The quantum footnote

Shor's algorithm, running on a sufficiently large quantum computer, factors integers in polynomial time. The moment a fault-tolerant quantum computer with a few thousand logical qubits exists, RSA at any key size falls. No such machine exists in 2026, but the NSA and NIST have already started transitioning to post-quantum signatures and KEMs for systems that must remain secure for decades. The new standards are Kyber for key encapsulation and Dilithium for signatures.

RSA In Practice

What we have described so far is "textbook RSA," and it is dangerously insecure when used directly. Two production-grade modifications are mandatory:

Padding.

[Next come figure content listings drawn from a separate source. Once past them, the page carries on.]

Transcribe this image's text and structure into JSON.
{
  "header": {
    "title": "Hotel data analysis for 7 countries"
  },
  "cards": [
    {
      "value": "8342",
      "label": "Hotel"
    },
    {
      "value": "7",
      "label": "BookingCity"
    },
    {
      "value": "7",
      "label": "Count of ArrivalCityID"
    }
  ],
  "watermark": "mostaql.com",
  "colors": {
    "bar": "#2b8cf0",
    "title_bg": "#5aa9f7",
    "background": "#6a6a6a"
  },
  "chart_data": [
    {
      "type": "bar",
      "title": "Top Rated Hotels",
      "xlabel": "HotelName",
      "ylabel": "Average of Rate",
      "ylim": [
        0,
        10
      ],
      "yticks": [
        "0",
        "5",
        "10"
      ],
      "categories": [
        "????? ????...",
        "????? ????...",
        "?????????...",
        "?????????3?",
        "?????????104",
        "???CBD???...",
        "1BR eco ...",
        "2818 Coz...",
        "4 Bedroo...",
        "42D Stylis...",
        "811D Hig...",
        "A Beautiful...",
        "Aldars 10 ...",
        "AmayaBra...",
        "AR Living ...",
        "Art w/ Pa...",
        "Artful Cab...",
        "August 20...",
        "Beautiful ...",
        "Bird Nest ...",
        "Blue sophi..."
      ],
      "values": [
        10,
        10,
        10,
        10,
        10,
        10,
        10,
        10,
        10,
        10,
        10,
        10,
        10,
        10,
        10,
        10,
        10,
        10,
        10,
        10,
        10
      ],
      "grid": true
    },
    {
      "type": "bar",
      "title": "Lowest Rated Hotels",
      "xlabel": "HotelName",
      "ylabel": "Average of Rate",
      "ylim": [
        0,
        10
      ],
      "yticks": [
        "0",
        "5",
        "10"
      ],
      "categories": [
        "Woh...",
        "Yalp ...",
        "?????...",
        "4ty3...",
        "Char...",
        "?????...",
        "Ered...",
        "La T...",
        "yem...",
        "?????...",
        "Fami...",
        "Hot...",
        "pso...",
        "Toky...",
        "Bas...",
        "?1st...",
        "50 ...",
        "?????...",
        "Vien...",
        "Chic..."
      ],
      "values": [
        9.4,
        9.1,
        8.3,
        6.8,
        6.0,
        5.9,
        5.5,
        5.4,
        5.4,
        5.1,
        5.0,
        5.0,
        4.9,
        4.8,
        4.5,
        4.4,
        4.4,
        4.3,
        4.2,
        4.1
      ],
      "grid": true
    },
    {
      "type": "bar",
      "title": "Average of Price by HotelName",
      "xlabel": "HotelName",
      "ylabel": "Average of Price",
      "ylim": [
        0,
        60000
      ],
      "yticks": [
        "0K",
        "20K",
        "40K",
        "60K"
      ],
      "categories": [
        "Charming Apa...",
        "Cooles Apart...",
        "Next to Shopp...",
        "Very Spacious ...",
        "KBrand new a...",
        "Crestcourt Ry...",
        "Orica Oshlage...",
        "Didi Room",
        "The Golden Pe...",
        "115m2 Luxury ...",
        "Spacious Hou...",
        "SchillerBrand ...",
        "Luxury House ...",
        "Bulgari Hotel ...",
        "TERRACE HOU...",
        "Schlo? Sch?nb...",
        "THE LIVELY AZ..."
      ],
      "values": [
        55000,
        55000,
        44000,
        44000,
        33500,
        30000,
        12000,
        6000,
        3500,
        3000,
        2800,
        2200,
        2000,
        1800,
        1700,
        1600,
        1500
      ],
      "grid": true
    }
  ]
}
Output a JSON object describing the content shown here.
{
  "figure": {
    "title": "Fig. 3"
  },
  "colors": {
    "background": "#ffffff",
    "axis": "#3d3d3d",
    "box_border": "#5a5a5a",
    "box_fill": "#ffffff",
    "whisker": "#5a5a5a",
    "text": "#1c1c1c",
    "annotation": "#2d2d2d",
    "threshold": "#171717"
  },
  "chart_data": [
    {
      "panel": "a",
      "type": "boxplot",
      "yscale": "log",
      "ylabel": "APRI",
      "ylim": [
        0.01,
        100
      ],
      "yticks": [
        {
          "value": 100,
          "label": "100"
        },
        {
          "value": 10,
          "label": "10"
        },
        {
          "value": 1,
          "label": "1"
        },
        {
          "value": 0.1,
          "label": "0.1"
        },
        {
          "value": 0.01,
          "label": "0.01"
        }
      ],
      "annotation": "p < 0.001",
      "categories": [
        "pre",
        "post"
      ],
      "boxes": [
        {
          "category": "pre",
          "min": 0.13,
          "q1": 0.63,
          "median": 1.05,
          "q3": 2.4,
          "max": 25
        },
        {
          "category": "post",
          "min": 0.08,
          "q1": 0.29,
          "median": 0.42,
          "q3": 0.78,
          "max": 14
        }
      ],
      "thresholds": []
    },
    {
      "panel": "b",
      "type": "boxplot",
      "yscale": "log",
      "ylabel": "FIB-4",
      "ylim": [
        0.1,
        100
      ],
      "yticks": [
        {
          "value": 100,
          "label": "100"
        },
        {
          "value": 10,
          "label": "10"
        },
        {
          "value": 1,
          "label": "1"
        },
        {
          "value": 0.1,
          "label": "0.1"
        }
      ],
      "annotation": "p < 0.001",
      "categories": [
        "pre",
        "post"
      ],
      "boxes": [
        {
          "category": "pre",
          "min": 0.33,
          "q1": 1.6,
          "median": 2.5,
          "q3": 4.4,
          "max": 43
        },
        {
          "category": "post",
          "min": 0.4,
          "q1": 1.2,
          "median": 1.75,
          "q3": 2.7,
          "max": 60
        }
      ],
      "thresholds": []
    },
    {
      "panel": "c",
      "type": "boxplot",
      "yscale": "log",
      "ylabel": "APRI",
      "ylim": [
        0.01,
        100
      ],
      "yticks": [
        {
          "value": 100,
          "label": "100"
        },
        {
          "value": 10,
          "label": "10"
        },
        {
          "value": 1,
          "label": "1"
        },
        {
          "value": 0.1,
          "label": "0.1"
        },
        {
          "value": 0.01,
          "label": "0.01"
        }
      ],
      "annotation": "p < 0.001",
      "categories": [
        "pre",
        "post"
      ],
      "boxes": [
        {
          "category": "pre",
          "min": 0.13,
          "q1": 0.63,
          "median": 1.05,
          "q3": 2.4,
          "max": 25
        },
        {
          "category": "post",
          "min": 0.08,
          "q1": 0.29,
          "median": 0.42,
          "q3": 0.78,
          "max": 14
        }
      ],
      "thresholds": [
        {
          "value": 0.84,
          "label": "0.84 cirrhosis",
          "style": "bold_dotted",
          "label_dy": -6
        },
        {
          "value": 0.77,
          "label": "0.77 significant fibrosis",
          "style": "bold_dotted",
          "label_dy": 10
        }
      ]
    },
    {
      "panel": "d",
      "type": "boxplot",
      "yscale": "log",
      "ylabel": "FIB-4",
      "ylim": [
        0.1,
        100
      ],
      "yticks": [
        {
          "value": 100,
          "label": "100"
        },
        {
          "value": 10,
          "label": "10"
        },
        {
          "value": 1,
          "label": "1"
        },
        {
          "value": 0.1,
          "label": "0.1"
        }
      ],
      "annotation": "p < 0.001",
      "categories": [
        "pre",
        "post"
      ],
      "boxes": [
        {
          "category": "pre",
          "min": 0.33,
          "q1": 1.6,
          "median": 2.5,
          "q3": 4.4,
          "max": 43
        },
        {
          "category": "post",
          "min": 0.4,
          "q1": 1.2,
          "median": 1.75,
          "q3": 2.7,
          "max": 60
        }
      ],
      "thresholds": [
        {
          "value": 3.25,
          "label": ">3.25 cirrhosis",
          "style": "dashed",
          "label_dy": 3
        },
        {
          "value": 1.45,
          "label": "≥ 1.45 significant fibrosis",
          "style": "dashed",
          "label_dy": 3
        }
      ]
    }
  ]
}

Raw RSA leaks information: encrypting the same message twice produces the same ciphertext, small messages can be brute-forced, and there are mathematical relationships an attacker can exploit. Real systems wrap the plaintext in a random padding scheme like OAEP (Optimal Asymmetric Encryption Padding) for encryption or PSS (Probabilistic Signature Scheme) for signing. The older PKCS#1 v1.5 padding is still in use but has known weaknesses.
Hybrid use. RSA can only encrypt a message smaller than the modulus. So real protocols never use RSA to encrypt a file. They use RSA to encrypt a fresh AES key, then encrypt the file with AES. See the Hybrid Encryption page for the full pattern.

The textbook version on this page is for learning. Production code never calls m^e mod n directly; it calls RSA_OAEP_encrypt(public_key, message), which handles padding, message size limits, and random IVs internally.